Orta sahada görev yapanların da defansif özellikleri önemlidir. Adam adama oynayıp, top aldırmamaları gerekir. Top aldırdıklarında ceza alanı civarına pas attırmamaları gerekir. Galatasaray – PSV maçı örnek olarak verilebilir. Yaklaşık 25 dakika boyunca oyunun hakimi sarı kırmızılı takım oldu. Ceza alanına neredeyse hiç giremedi. Orta sahada bitirdiler, ceza alanına top attırmadılar. Sonrasında her PSV atağında top ceza alanına girdi başta Luyindama olmak üzere defans oyuncuları son anda müdahale ederek olası golden kalelerini korudular. Orta saha oyuncuları defansa hiçbir şekilde katkı veremediler, PSV’ye kaleye kadar gitmesine izin verdiler.
Forvet ile orta saha uyumuna dikkat edilmeli. Forvet oyuncusu kafa toplarında iyiyse, orta saha oyuncuları da kanatları çok kullanmalı, iyi ortalar yapabilmeli. Forvet oyuncusu hızlı biri ise, orta sahada görev yapanlar defans arkasına ara pasları iyi atabilmeli.

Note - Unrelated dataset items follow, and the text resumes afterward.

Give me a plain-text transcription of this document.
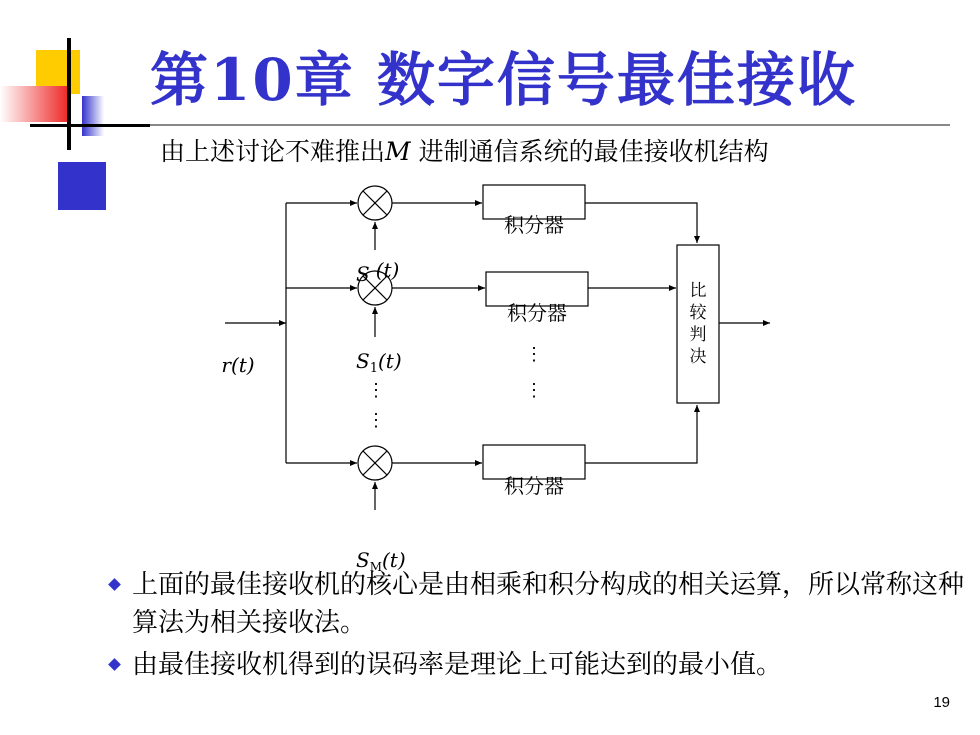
第10章 数字信号最佳接收
由上述讨论不难推出M 进制通信系统的最佳接收机结构
积分器
积分器
积分器
比
较
判
决
r(t)
S (t)
$S_1(t)$
$S_M(t)$
⋮
⋮
⋮
⋮
上面的最佳接收机的核心是由相乘和积分构成的相关运算，所以常称这种算法为相关接收法。
由最佳接收机得到的误码率是理论上可能达到的最小值。
19
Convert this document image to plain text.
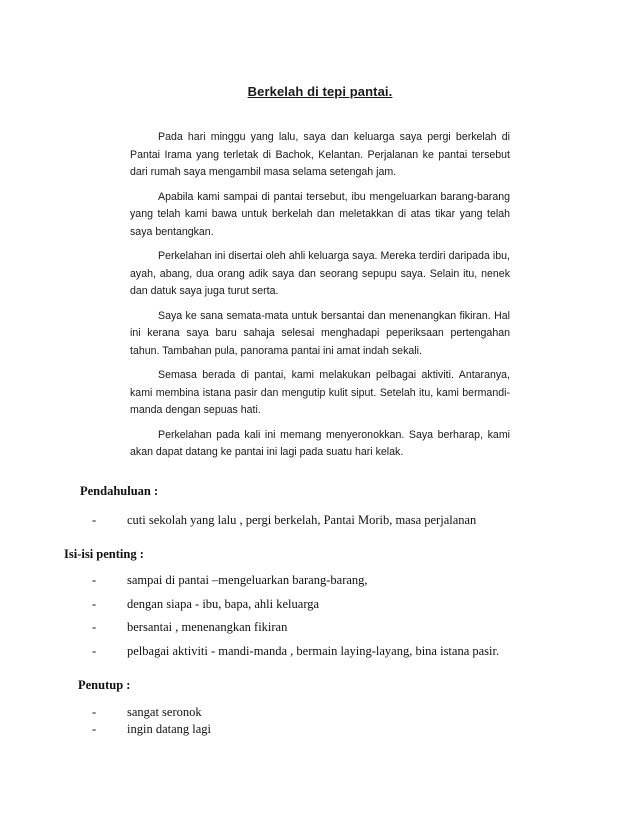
Berkelah di tepi pantai.

Pada hari minggu yang lalu, saya dan keluarga saya pergi berkelah di Pantai Irama yang terletak di Bachok, Kelantan. Perjalanan ke pantai tersebut dari rumah saya mengambil masa selama setengah jam.

Apabila kami sampai di pantai tersebut, ibu mengeluarkan barang-barang yang telah kami bawa untuk berkelah dan meletakkan di atas tikar yang telah saya bentangkan.

Perkelahan ini disertai oleh ahli keluarga saya. Mereka terdiri daripada ibu, ayah, abang, dua orang adik saya dan seorang sepupu saya. Selain itu, nenek dan datuk saya juga turut serta.

Saya ke sana semata-mata untuk bersantai dan menenangkan fikiran. Hal ini kerana saya baru sahaja selesai menghadapi peperiksaan pertengahan tahun. Tambahan pula, panorama pantai ini amat indah sekali.

Semasa berada di pantai, kami melakukan pelbagai aktiviti. Antaranya, kami membina istana pasir dan mengutip kulit siput. Setelah itu, kami bermandi-manda dengan sepuas hati.

Perkelahan pada kali ini memang menyeronokkan. Saya berharap, kami akan dapat datang ke pantai ini lagi pada suatu hari kelak.

Pendahuluan :

- cuti sekolah yang lalu , pergi berkelah, Pantai Morib, masa perjalanan

Isi-isi penting :

- sampai di pantai –mengeluarkan barang-barang,
- dengan siapa - ibu, bapa, ahli keluarga
- bersantai , menenangkan fikiran
- pelbagai aktiviti - mandi-manda , bermain laying-layang, bina istana pasir.

Penutup :

- sangat seronok
- ingin datang lagi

Forvet oyuncuları çok koşabilmeli, sürekli topun gerisinde kalmalı, cepheden gelen oyuncuların diklemesine oynamasını engelleyebilmeli. Türkiye – İtalya maçında rakip defans oyuncuları kendi orta sahalarından ceza alanımız önündeki arkadaşına yerden rahatça paslar atabiliyordu. Çok büyük koridorlar verdik. Bu koridoru kapatacak ilk kişiler forvette oynayanlardır.
***
Bana ait topsuz oynamanın önemini anlatan sözle yazımı sonlandırayım:
Futbolda sahaya 22 kişi çıkar. Bunlardan sadece 1 tanesi topla oynar, diğerleri topsuz mücadele ederler. Her bir kişi 90 dakikanın sadece yaklaşık 2 dakikasında top ayağında kalır, 88 dakikasında top olmadan oyununu sürdürür.